Of course, all that money was in Washington, and we weren't sure how we were going to get it to Helmand. There were no banks in Lashkargah, the provincial capital. We had no staff yet, no reliable phone or Internet connections, no radios or project vehicles. All we had was the start-up Go Team, an all-star ensemble of the most relevant experts from Chemonics headquarters. Plus me.
I had been working with Chemonics for a year and a half, helping to "backstop" its existing Afghan agriculture projects. That is, I provided administrative support from the Washington office: getting visas for our consultants, buying plane tickets, handling the USAID paperwork. I had flown out to Afghanistan a couple of times, but those trips didn't really qualify me to help launch a project deep in Taliban country. What they did give me was the Afghanistan bug. I was captivated by the arid, serrated mountains and green valleys, the ruins left by foreign armies from Genghis Khan to Gorbachev, the generosity and resilience of my Afghan friends. I made sure my bosses knew that I would take any Afghan field assignment--even a one-year assignment to a dusty provincial center that made Kabul look like a cosmopolitan paradise.

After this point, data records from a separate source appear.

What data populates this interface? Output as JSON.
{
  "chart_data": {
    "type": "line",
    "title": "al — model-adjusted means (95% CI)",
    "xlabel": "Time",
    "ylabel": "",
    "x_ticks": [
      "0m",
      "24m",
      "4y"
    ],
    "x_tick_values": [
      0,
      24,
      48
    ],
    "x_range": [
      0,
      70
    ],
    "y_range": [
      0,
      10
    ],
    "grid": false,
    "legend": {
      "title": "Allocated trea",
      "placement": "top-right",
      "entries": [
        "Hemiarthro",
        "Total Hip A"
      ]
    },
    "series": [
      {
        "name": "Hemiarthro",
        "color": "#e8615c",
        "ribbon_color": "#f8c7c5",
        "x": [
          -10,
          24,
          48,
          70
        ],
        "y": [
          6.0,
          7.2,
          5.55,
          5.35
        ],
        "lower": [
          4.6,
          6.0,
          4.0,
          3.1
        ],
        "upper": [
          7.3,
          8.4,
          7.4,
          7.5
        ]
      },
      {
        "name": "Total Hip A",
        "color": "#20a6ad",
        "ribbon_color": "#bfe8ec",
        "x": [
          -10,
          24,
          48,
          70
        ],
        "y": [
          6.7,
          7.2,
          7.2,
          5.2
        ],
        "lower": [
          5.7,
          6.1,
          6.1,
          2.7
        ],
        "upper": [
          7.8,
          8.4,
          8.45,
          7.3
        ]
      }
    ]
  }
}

As it turned out, my most important qualification was the willingness to stay longer than Christmas. We were launching this project on unusually short notice and the all-star team all wanted to be home for the holidays. The only other member of the start-up group who was in for the long haul was our government liaison, Yaqub Roshan, an affable Afghan-American with a vaguely defined job. If Chemonics couldn't replace Ray and the other Go Team members in the next few weeks, by Christmas Day it would just be Yaqub and me.
I was nervous--but mostly about my own ability to do the job. I had no idea I would end up as the de facto second-in-command, or that our project would succeed beyond our wildest dreams, employing thousands of men in some of the farthest corners of Helmand province. The Afghan friends who would make it happen--Habibullah, Khair, Raz, Ehsan, and dozens of others who would join us to struggle against problems both petty and lethal--were still strangers to me. And I didn't really understand that our success might make us a target. That night, as I followed Ray through the alleys of Lashkargah, I believed him when he said we shouldn't be afraid. Like him, I was more preoccupied with the seemingly impossible goal that had brought us to Helmand.